HACKER Q&A
📣 teptoria

CRUD Apps in 2020? What are the current best practices and architectures


5 years ago, the answer to doing a great CRUD app would be Django + SQL Relational DB. Now we live in the ever-changing age of serverless, with countless DB structures, web frameworks and system architectures.

In your experience (or if you have benchmarks or anecdotes feel free to share), what's the best way to structure + architect a CRUD webapp? And any advice/best practices you can suggest?

I'd welcome any specifics on software choices + why you came to the decision to use that stack/arch :)

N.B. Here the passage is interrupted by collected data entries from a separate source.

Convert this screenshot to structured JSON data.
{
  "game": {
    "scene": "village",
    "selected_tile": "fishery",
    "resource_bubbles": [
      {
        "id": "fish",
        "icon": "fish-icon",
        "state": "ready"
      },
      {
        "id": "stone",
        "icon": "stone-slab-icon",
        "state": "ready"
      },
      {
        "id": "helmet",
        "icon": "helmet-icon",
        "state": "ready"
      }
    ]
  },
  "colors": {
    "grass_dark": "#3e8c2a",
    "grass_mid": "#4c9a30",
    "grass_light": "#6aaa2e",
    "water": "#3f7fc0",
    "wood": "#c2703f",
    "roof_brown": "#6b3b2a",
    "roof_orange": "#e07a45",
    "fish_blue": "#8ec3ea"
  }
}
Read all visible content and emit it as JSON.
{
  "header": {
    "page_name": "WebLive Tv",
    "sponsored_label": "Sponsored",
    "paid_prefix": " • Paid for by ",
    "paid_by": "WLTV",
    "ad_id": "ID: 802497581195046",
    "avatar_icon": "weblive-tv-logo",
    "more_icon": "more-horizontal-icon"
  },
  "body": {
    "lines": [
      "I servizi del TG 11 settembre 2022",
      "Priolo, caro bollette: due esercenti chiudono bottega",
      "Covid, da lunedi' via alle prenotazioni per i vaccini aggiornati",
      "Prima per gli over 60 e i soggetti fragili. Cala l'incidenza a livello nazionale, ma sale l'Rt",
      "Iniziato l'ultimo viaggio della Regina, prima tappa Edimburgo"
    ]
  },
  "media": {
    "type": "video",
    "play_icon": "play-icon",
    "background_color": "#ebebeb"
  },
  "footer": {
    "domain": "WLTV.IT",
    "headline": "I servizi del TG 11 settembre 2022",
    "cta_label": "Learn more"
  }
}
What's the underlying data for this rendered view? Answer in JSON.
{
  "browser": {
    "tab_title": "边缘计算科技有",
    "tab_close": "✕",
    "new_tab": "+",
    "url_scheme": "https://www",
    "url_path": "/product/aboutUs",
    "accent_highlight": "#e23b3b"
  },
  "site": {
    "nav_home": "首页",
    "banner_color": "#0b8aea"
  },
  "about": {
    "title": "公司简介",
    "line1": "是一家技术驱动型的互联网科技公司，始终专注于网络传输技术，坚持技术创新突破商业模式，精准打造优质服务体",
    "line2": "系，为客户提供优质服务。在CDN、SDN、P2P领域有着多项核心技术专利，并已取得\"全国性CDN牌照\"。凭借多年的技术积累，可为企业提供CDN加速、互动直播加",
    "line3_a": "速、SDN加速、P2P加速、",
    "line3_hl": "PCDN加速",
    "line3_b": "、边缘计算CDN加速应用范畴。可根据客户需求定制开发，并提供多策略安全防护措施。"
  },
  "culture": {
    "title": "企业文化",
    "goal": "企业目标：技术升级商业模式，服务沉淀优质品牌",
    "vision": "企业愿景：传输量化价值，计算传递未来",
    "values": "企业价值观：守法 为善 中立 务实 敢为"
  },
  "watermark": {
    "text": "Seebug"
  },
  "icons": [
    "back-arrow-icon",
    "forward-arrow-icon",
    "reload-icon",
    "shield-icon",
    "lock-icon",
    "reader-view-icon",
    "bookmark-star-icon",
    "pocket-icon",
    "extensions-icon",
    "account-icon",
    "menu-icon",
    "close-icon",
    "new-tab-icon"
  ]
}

  👤 QuadrupleA Accepted Answer ✓
Just realizing now, "CRUD app" is almost meaninglessly vague - just means an app that reads & writes data, which is almost every app. Calendar, contacts, email client, image editor, blog, comment section, forum - all CRUD apps, as they focus on reading & writing specific types of data.

But obviously there's a world of difference in interface, usability, aesthetics, performance, good writing, security etc. The CRUD part is the simple part.

I guess there's some spectrum between a dumb unspecialized list of table editors ala phpMyAdmin, versus hyper specialized interfaces like game engines that manipulate scene data, triangle data, player inventory, physics entities etc.


👤 tjpnz
I would still choose the same stack I was using 5 or more years ago. Python (Django or Flask) or Rails with either Postgres or MySQL - whichever your organization is most familiar with. Avoid NoSQL unless you have a very good reason for it but even then Postgres should serve you just fine.

Note that YMMV with the above if adopting serverless.